48% of European Rivers are exposed to Hydromorphological pressures – Source: EC Environment.
Hydromorphology considers the physical character and water content of water bodies. Good hydromorphological conditions support aquatic ecosystems (i.e. hydromorphological elements such as water flow and substrate provide physical habitat for biota such as fish, invertebrates and aquatic macrophytes).
While hydromorphological impacts are not as severe compared to other European countries, it is an area that requires more attention in Ireland.
Significant pressures have been identified for waterbodies that are at risk of not meeting their water quality objectives under the EU Water Framework Directive. While there are a multitude of pressures in every waterbody, the significant pressures are those pressures which need to be addressed in order to improve water quality. Many of our waterbodies have multiple significant pressures. Impacts from hydromorphology include sediment/siltation pollution and alteration to the physical environment.

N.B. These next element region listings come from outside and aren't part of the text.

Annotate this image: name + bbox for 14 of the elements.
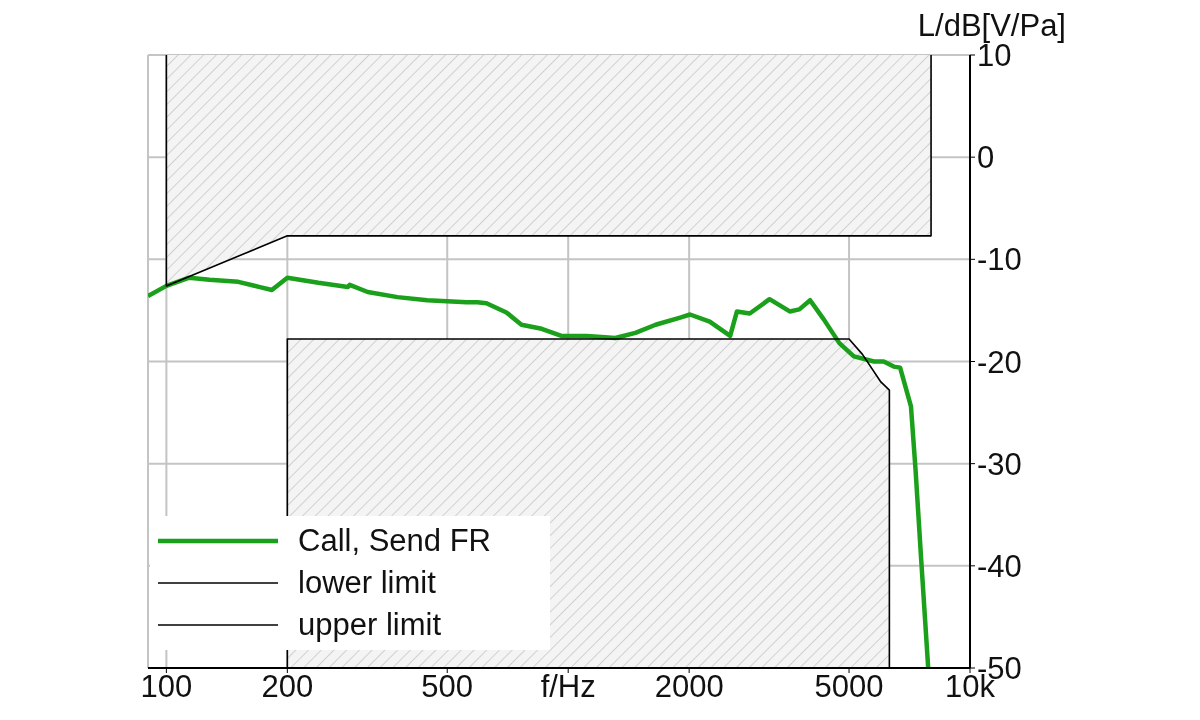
legend-label: Call, Send FR bbox=[298, 523, 491, 559]
y-tick-label: 0 bbox=[977, 140, 995, 176]
x-tick-label: f/Hz bbox=[540, 669, 596, 705]
x-tick-label: 500 bbox=[421, 669, 474, 705]
legend-label: lower limit bbox=[298, 565, 436, 601]
legend-label: upper limit bbox=[298, 607, 441, 643]
y-tick-label: -20 bbox=[977, 344, 1022, 380]
y-tick-label: -30 bbox=[977, 446, 1022, 482]
y-tick-label: -10 bbox=[977, 242, 1022, 278]
x-tick-label: 5000 bbox=[814, 669, 884, 705]
x-tick-label: 2000 bbox=[654, 669, 724, 705]
x-tick-label: 200 bbox=[261, 669, 314, 705]
x-tick-label: 100 bbox=[140, 669, 193, 705]
y-tick-label: -40 bbox=[977, 548, 1022, 584]
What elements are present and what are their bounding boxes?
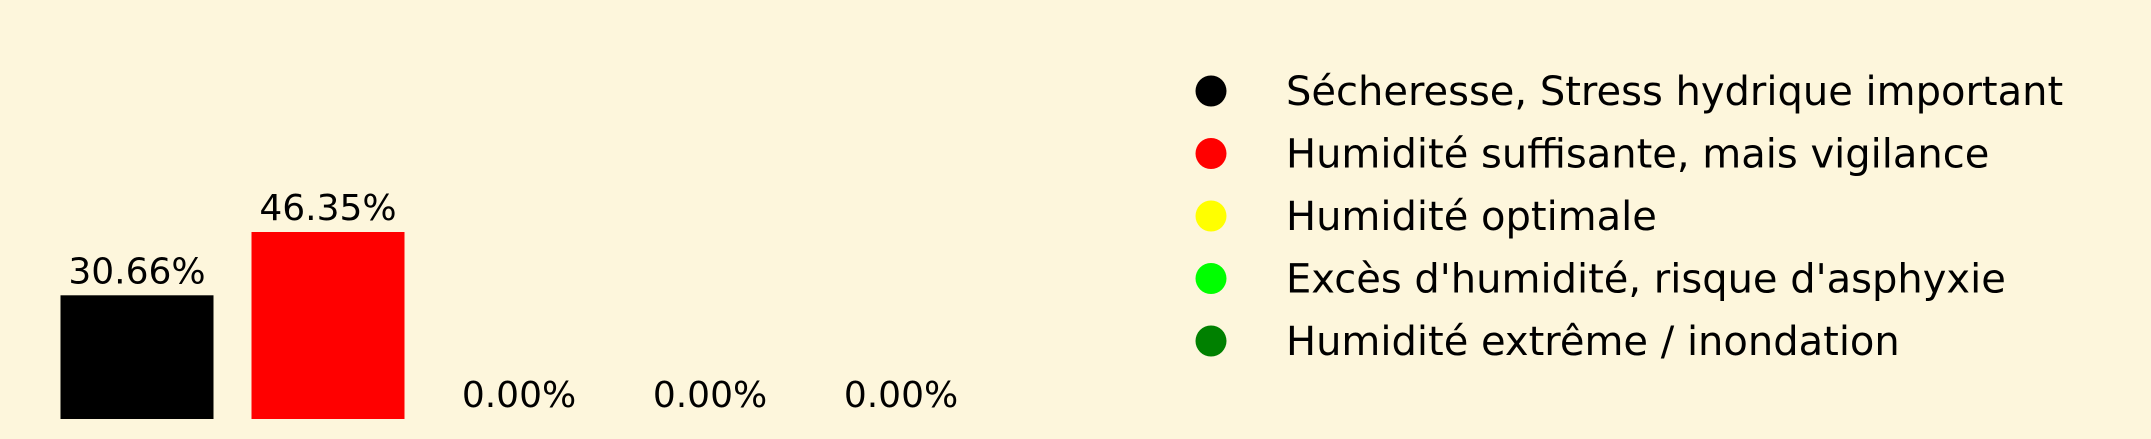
bars-layer bbox=[60, 232, 405, 419]
legend-label-1: Sécheresse, Stress hydrique important bbox=[1286, 69, 2063, 115]
legend-item-5: Humidité extrême / inondation bbox=[1195, 319, 1900, 365]
legend-marker-1 bbox=[1195, 75, 1227, 107]
legend-marker-5 bbox=[1195, 325, 1227, 357]
legend-marker-4 bbox=[1195, 263, 1227, 294]
bar-2 bbox=[251, 232, 405, 419]
bar-1 bbox=[60, 295, 214, 419]
bar-labels-layer: 30.66% 46.35% 0.00% 0.00% 0.00% bbox=[68, 188, 958, 416]
bar-value-label-3: 0.00% bbox=[462, 375, 576, 416]
legend-marker-3 bbox=[1195, 200, 1227, 232]
legend-item-3: Humidité optimale bbox=[1195, 194, 1657, 240]
bar-value-label-5: 0.00% bbox=[844, 375, 958, 416]
legend: Sécheresse, Stress hydrique important Hum… bbox=[1195, 69, 2063, 365]
legend-marker-2 bbox=[1195, 138, 1227, 169]
bar-value-label-4: 0.00% bbox=[653, 375, 767, 416]
legend-label-5: Humidité extrême / inondation bbox=[1286, 319, 1900, 365]
legend-item-2: Humidité suffisante, mais vigilance bbox=[1195, 132, 1989, 178]
legend-label-3: Humidité optimale bbox=[1286, 194, 1657, 240]
bar-value-label-1: 30.66% bbox=[68, 251, 205, 292]
legend-label-4: Excès d'humidité, risque d'asphyxie bbox=[1286, 257, 2006, 303]
bar-value-label-2: 46.35% bbox=[259, 188, 396, 229]
legend-item-1: Sécheresse, Stress hydrique important bbox=[1195, 69, 2063, 115]
legend-item-4: Excès d'humidité, risque d'asphyxie bbox=[1195, 257, 2006, 303]
legend-label-2: Humidité suffisante, mais vigilance bbox=[1286, 132, 1989, 178]
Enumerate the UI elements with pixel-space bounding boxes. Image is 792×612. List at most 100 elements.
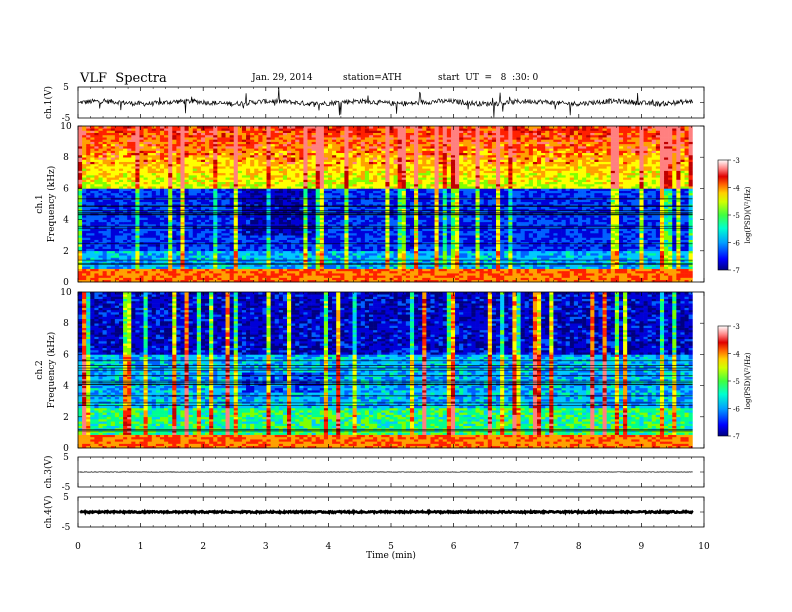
spectrogram-cell [103,275,107,278]
spectrogram-cell [582,220,586,223]
spectrogram-cell [94,229,98,232]
spectrogram-cell [652,271,656,274]
spectrogram-cell [644,275,648,278]
spectrogram-cell [168,251,172,254]
spectrogram-cell [242,246,246,249]
spectrogram-cell [598,255,602,258]
spectrogram-cell [213,278,217,281]
spectrogram-cell [291,220,295,223]
spectrogram-cell [672,231,676,234]
spectrogram-cell [492,257,496,260]
spectrogram-cell [172,266,176,269]
spectrogram-cell [394,244,398,247]
spectrogram-cell [566,257,570,260]
spectrogram-cell [340,275,344,278]
spectrogram-cell [381,273,385,276]
spectrogram-cell [246,235,250,238]
spectrogram-cell [603,273,607,276]
spectrogram-cell [480,257,484,260]
spectrogram-cell [631,233,635,236]
spectrogram-cell [226,278,230,281]
spectrogram-cell [205,249,209,252]
spectrogram-cell [148,237,152,240]
spectrogram-cell [488,278,492,281]
spectrogram-cell [148,246,152,249]
spectrogram-cell [164,231,168,234]
spectrogram-cell [394,233,398,236]
spectrogram-cell [467,220,471,223]
spectrogram-cell [267,271,271,274]
spectrogram-cell [570,233,574,236]
spectrogram-cell [676,222,680,225]
spectrogram-cell [668,246,672,249]
spectrogram-cell [668,273,672,276]
spectrogram-cell [463,222,467,225]
spectrogram-cell [533,249,537,252]
spectrogram-cell [467,237,471,240]
spectrogram-cell [303,273,307,276]
spectrogram-cell [123,246,127,249]
spectrogram-cell [500,244,504,247]
spectrogram-cell [168,257,172,260]
spectrogram-cell [451,275,455,278]
spectrogram-cell [205,266,209,269]
spectrogram-cell [381,215,385,218]
spectrogram-cell [373,235,377,238]
spectrogram-cell [439,215,443,218]
spectrogram-cell [357,215,361,218]
spectrogram-cell [180,273,184,276]
spectrogram-cell [139,266,143,269]
spectrogram-cell [476,235,480,238]
spectrogram-cell [471,246,475,249]
spectrogram-cell [320,233,324,236]
spectrogram-cell [639,233,643,236]
spectrogram-cell [500,278,504,281]
spectrogram-cell [443,269,447,272]
spectrogram-cell [517,220,521,223]
spectrogram-cell [541,237,545,240]
spectrogram-cell [619,266,623,269]
spectrogram-cell [295,257,299,260]
spectrogram-cell [529,220,533,223]
spectrogram-cell [336,217,340,220]
spectrogram-cell [365,220,369,223]
spectrogram-cell [488,244,492,247]
spectrogram-cell [385,278,389,281]
spectrogram-cell [410,271,414,274]
spectrogram-cell [185,253,189,256]
spectrogram-cell [422,278,426,281]
spectrogram-cell [480,222,484,225]
spectrogram-cell [287,246,291,249]
spectrogram-cell [262,249,266,252]
spectrogram-cell [488,253,492,256]
spectrogram-cell [496,257,500,260]
spectrogram-cell [385,217,389,220]
spectrogram-cell [103,251,107,254]
spectrogram-cell [287,273,291,276]
spectrogram-cell [94,266,98,269]
spectrogram-cell [246,253,250,256]
spectrogram-cell [566,235,570,238]
spectrogram-cell [414,273,418,276]
spectrogram-cell [373,257,377,260]
spectrogram-cell [488,255,492,258]
spectrogram-cell [127,273,131,276]
spectrogram-cell [570,246,574,249]
spectrogram-cell [246,278,250,281]
spectrogram-cell [213,251,217,254]
spectrogram-cell [627,275,631,278]
spectrogram-cell [234,215,238,218]
spectrogram-cell [262,275,266,278]
spectrogram-cell [234,266,238,269]
spectrogram-cell [541,255,545,258]
spectrogram-cell [410,229,414,232]
spectrogram-cell [598,217,602,220]
spectrogram-cell [389,233,393,236]
spectrogram-cell [500,233,504,236]
spectrogram-cell [340,217,344,220]
spectrogram-cell [135,222,139,225]
spectrogram-cell [144,253,148,256]
spectrogram-cell [435,246,439,249]
spectrogram-cell [312,275,316,278]
spectrogram-cell [131,235,135,238]
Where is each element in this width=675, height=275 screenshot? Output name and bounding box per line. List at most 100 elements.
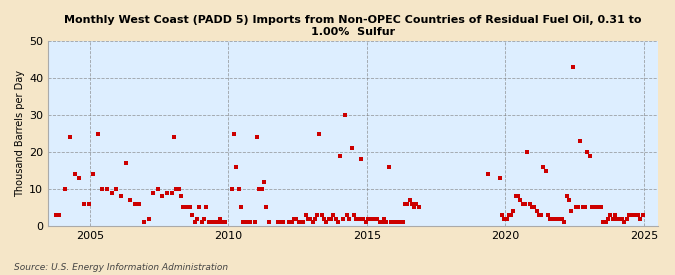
Point [338, 216, 348, 221]
Point [340, 113, 350, 117]
Point [591, 205, 602, 210]
Point [78, 202, 89, 206]
Point [319, 216, 329, 221]
Point [231, 165, 242, 169]
Point [549, 216, 560, 221]
Point [182, 205, 193, 210]
Point [226, 187, 237, 191]
Point [379, 216, 389, 221]
Point [404, 198, 415, 202]
Point [358, 216, 369, 221]
Point [206, 220, 217, 224]
Point [130, 202, 140, 206]
Point [381, 220, 392, 224]
Point [185, 205, 196, 210]
Point [360, 220, 371, 224]
Point [169, 135, 180, 139]
Point [240, 220, 251, 224]
Point [261, 205, 272, 210]
Point [377, 220, 387, 224]
Point [400, 202, 410, 206]
Point [582, 150, 593, 154]
Point [559, 220, 570, 224]
Point [564, 198, 574, 202]
Point [252, 135, 263, 139]
Point [608, 216, 618, 221]
Point [409, 205, 420, 210]
Point [374, 220, 385, 224]
Point [143, 216, 154, 221]
Point [541, 168, 551, 173]
Point [344, 216, 355, 221]
Point [162, 191, 173, 195]
Point [628, 213, 639, 217]
Point [547, 216, 558, 221]
Point [74, 176, 85, 180]
Point [125, 198, 136, 202]
Point [538, 165, 549, 169]
Point [411, 202, 422, 206]
Point [242, 220, 253, 224]
Point [349, 213, 360, 217]
Point [575, 139, 586, 143]
Point [250, 220, 261, 224]
Point [593, 205, 604, 210]
Point [566, 209, 576, 213]
Point [533, 213, 544, 217]
Point [254, 187, 265, 191]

- impoundment (i.e. dams and weirs)
- land drainage
- bank erosion
Hydromorphological risk assessment approach for rivers, lakes, transitional and coastal water bodies
- Preliminary Risk Screening: incorporating information on water bodies with known hydromorphological issues based on expert opinion, along with evaluating national monitoring data in order to identify any indications of other pressures other than eutrophication. This will help identify water quality issues that need to be addressed first; it is vital to tackle water quality pressures prior to implementing hydromorphological measures. These water bodies, along with water bodies with known impacts caused by hydromorphological pressures, will be given high priority for the next stage.
- Initial Hydromorphological Characterisation: this will involve a GIS based desktop assessment to identify the screened water bodies that may be impacted by various hydromorphological pressures.
- Further hydromorphological characterisation: this can include actions such as field assessments to finally assign a risk category to the water body. This will allow the identification of appropriate mitigation and rehabilitation measures. Screening water bodies throughout the process will allow for a streamlined focused approach.